Lagu Superstar yang dinyanyikan oleh Cinderella itu mengiringi langkah saya memasuki Plaza Moriones. Lagu ini sejak berbulan-bulan lalu ada di playlist hape saya karena sebuah kebetulan. Tapi sampai sekarang saya nggak ngerti arti di balik lagu ini. *tapi lagunya enak banget… ♬♫♬

Saya singgah dulu ke tourist information center untuk mendapatkan peta Intramuros. Benarlah dalam enam tahun ini terlihat banyak kemajuan di tempat ini. Peta yang dulu dicetak di atas kertas coklat kini dicetak full colour (tapi saya lebih senang dengan peta versi coklat itu siy), lalu ada buklet-buklet petunjuk tentang objek-objek di Intramuros.

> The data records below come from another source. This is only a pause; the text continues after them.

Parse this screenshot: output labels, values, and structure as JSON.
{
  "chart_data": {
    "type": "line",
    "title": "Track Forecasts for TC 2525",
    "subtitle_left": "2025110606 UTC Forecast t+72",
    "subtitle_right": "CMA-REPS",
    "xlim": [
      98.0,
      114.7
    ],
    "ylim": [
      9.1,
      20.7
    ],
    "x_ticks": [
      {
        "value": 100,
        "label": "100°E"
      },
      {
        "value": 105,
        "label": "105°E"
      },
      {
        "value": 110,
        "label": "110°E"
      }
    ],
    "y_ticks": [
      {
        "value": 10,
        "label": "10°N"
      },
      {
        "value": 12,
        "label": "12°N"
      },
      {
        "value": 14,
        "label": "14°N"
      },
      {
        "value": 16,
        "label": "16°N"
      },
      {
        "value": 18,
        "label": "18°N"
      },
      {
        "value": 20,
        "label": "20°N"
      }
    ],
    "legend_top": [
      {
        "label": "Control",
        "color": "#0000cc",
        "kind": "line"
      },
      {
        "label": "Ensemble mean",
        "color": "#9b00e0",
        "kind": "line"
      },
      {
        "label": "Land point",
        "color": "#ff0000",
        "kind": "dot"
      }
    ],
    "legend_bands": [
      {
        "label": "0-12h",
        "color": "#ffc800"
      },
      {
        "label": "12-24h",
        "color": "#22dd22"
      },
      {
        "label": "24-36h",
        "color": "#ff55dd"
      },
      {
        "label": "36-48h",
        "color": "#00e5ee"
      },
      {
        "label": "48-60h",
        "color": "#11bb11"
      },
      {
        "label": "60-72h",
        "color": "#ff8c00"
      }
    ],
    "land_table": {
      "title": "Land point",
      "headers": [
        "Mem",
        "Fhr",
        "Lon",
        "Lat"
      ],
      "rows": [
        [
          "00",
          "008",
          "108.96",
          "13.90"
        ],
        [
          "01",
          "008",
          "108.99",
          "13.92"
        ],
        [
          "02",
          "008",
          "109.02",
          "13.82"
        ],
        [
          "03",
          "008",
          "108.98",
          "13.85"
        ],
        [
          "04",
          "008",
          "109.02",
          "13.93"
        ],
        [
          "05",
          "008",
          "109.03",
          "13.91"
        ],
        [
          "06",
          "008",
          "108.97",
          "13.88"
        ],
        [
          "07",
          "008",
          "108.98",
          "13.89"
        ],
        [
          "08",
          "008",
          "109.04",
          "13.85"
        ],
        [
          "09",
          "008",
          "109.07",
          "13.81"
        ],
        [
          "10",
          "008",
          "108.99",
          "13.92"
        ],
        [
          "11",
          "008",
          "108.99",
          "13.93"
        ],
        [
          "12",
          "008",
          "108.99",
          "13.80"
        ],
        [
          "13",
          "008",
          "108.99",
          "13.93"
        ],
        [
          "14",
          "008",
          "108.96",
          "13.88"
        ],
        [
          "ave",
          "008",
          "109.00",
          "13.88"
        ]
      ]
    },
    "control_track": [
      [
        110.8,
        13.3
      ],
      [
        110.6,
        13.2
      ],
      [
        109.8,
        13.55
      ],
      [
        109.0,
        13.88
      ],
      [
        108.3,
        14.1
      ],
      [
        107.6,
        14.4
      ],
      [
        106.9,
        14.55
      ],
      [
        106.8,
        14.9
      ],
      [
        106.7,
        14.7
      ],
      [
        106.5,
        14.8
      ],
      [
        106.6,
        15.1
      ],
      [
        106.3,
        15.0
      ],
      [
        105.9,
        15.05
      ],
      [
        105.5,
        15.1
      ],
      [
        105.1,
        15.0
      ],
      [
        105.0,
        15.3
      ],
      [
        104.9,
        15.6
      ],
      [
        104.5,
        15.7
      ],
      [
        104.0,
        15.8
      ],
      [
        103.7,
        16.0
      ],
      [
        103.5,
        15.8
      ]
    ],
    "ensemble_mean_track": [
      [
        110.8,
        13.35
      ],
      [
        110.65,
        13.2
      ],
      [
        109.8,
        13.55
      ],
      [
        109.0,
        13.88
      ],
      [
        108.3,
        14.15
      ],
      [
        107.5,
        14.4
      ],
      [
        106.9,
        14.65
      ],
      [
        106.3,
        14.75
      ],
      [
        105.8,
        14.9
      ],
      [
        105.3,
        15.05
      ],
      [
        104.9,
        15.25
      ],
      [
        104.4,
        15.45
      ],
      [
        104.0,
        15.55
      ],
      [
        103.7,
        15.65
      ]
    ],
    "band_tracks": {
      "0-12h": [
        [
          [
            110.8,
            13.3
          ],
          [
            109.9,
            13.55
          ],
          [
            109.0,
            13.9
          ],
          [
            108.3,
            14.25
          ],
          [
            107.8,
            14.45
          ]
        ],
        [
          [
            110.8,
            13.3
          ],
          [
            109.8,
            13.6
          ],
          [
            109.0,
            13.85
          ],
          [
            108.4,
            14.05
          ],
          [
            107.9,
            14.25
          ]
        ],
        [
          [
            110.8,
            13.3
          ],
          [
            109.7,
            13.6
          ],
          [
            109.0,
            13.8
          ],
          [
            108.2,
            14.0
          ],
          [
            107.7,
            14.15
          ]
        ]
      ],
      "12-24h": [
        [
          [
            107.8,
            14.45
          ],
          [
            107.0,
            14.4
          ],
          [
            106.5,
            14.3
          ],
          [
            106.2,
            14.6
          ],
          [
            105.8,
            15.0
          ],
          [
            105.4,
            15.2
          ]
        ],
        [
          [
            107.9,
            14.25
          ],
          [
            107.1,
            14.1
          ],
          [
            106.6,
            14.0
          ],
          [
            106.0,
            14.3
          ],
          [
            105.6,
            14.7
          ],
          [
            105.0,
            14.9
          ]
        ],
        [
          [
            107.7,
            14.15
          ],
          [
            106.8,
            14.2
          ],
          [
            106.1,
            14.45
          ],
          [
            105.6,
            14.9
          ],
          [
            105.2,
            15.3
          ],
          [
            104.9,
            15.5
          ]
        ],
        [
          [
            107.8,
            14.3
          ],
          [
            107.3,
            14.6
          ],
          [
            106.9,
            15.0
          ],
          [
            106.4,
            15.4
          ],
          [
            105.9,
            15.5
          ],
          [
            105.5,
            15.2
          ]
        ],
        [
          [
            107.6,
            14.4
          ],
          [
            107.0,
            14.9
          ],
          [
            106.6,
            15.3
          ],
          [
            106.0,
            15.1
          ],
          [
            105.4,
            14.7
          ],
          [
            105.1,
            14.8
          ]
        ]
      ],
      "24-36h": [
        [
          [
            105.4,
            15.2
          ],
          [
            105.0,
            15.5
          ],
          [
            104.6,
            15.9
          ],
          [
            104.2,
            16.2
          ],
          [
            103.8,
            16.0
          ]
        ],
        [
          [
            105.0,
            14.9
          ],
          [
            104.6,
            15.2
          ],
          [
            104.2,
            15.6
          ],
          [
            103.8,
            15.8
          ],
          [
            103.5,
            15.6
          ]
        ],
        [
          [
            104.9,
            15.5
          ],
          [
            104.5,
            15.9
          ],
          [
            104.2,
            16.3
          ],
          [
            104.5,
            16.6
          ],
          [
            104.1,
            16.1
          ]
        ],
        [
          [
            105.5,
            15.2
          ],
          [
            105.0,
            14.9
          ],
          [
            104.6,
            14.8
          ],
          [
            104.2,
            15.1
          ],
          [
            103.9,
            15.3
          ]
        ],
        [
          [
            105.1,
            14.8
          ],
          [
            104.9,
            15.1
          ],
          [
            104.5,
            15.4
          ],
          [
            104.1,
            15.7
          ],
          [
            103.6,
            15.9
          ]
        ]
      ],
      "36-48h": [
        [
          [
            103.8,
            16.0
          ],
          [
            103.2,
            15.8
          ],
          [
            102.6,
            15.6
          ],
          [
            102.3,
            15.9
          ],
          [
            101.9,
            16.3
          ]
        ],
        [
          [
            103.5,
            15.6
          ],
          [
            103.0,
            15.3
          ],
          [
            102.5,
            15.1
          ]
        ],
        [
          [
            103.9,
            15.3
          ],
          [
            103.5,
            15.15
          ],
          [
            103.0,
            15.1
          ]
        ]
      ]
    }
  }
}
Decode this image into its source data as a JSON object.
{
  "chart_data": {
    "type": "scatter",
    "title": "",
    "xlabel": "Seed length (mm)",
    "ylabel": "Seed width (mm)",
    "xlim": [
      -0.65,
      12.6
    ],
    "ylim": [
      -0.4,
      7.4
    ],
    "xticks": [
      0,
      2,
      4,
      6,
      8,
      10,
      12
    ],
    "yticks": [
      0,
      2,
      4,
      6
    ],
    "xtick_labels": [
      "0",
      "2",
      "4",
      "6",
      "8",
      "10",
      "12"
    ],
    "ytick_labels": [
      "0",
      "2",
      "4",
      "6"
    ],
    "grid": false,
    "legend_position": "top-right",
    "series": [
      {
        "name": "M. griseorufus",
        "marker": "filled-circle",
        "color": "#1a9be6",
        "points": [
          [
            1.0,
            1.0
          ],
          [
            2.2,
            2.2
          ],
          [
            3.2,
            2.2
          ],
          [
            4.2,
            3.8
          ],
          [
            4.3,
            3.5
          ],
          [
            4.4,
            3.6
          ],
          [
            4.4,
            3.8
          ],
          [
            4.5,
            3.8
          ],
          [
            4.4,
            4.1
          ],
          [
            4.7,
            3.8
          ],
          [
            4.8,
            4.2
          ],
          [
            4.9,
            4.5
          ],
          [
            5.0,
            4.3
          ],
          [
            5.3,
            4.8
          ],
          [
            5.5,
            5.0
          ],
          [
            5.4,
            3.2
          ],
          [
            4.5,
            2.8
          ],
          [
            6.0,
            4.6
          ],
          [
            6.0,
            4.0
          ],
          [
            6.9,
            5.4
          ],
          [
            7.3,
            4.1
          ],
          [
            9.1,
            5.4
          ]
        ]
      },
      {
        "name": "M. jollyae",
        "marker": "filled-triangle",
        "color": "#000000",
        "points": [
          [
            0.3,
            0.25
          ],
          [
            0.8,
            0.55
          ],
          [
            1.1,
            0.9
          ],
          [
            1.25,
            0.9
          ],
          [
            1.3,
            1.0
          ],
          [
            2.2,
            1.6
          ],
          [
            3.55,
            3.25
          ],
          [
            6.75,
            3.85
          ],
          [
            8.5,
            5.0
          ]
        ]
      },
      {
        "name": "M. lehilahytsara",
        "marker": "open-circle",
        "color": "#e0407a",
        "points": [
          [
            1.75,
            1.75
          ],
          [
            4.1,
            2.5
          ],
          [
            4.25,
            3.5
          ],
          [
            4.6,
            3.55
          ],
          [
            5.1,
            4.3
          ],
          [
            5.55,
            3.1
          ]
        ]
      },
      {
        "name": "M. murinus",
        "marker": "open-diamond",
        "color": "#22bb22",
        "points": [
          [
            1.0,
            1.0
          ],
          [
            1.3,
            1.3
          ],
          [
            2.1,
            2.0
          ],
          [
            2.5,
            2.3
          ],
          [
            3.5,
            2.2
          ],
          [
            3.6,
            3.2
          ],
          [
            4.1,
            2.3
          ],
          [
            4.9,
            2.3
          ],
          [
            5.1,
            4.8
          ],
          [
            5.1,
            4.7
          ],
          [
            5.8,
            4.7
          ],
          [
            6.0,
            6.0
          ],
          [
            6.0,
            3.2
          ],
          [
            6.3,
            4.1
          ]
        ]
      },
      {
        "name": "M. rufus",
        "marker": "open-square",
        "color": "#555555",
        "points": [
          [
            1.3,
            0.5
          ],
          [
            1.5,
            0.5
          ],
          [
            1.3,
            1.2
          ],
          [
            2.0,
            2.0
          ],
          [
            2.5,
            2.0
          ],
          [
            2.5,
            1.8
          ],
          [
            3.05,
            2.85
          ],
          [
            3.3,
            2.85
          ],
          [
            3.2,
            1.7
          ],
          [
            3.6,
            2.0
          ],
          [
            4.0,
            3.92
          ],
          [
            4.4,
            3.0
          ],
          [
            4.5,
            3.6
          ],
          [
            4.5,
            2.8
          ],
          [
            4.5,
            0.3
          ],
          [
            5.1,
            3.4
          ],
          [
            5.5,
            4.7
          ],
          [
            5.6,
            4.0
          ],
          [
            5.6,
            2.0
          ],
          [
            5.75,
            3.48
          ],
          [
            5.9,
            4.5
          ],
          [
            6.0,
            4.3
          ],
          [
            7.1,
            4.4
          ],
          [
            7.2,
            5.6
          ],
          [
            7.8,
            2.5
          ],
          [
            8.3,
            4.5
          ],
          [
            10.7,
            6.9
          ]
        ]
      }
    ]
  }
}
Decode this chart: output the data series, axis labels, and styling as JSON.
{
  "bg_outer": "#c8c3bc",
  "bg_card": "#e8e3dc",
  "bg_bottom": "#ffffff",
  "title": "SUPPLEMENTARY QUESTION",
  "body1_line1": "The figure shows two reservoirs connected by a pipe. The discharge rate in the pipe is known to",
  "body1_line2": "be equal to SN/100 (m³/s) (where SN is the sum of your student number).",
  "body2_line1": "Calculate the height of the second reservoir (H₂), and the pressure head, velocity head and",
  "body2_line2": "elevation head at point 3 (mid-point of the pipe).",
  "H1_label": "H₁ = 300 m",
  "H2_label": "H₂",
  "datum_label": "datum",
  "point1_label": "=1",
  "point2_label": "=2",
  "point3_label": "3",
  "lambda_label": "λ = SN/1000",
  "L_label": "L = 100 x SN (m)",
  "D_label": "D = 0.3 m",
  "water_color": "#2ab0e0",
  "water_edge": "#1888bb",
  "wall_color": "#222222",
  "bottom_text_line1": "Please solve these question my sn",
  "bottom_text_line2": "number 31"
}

Intramuros artinya kota di dalam tembok. Pada tahun 1571, Miguel Lopez de Legazpi menetapkan Manila sebagai ibukota koloni Spanyol di belahan bumi sebelah timur. Oleh karena itu kota ini dilindungi oleh tembok-tembok setebal 2 hingga 2.5 meter dengan tinggi antara 4 hingga 6.5 meter. Jadi : Manila pada masa itu adalah Intramuros. Area Intramuros ini luasnya 64 hektar dan memiliki tujuh pintu gerbang. Selain berfungsi sebagai pusat pemerintahan, disini juga merupakan pusat Gereja Katolik Filipina.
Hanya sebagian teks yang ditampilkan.